この栃折久美子、『森有正先生のこと』を、今の時代のフェミニズムの教室での教科書にしたらいいと思う。明治生まれの昭和の大先生はこんなバカ女(昭和の馬鹿女!)に支えられてたって。日本の真実!戦後でもこんな調子だったのだ!

自動制御装置内蔵人間。この栃折久美子、『森有正先生のこと』で興味深い語彙は、自動制御装置内蔵人間。栃折久美子は自分は、自動制御装置内蔵人間だから、森有正先生の理不尽な雑用に振り回されているように見えて、破滅しないのだと云っている。そうなのだろう。そして、その自動制御装置内蔵人間が、森有正の破滅=社会性の欠如、金銭にだらしないこと、なによりインチキがばれることを救ったにちがいない。

それにしても、栃折久美子が森有正とつきあっていた頃、すでに、渡辺一夫などは森有正を相手にせず、面会謝絶にしていたらしいのだが、そのへんのことは、『森有正先生のこと』に見えない。

なお、栃折久美子、『森有正先生のこと』には、森有正がいいつける雑用のひとつのエピソードとして、江藤淳の投稿記事の切り抜きを持ってこい、というのがあったと書いてある。江藤淳のどの文章であるのかは書いていない。

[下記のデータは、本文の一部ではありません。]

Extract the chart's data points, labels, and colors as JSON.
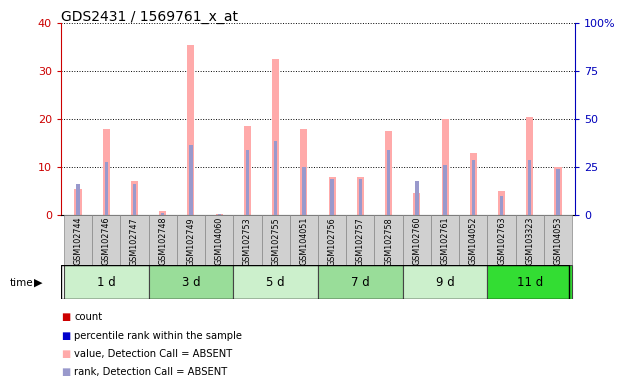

▼  栃折久美子、『森有正先生のこと』の詳細は、極東ブログ、[書評]森有正先生のこと(栃折久美子)にある。今の人には知りようがない、「森有正」のその当時における意味が書いてある。時代の寵児だったのだ。おいらもその余韻は感じたことがある。

・日本人には個人意識は持てない

・日本人には真の恋愛も困難

とか云っていた森有正先生の御本を、あの頃、ぬっぽんの"いんてり層"はありがたくご拝聴していたのだ。

森有正が時代の寵児であった時代については、この書評に尽きる;

レビュー対象商品: 生きることと考えること (講談社現代新書) (新書)
投稿者  かぬひもと

本書がなぜ滑稽なのか。それは森有正が徹頭徹尾パリを礼賛しフランスを礼賛する一方で、東京をくさし、日本人を罵倒し、日本をダメな国とレッテルを貼り続けているからだ。これに尽きる。一言で言えば、森有正という人は「フランスかぶれのオバケ」みたいな人である。

■ 今では、森有正=インチキは周知らしい; 幻想振りまいた仏文の知的群像 平川祐弘

≪虚構にまみれていた森有正≫

辻邦生が森のデカルト研究の草稿が死後、何も残されてないと驚いたが、あれは驚く方がかまととで、間違いだ。因みに、渡辺格氏は『ももんが』の平成15年 5月号で晩年の父君は森が帰国し自宅を訪問しても頑として会わなかったこともその理由も引用するに忍びないほどあけすけに書いている。それなのに、森有正 に感心するフランス哲学の教授はまだ東大にいるらしい。だがそんな人は森と同じでフランス語で論文を出すでもなく生涯を終えるに相違ない。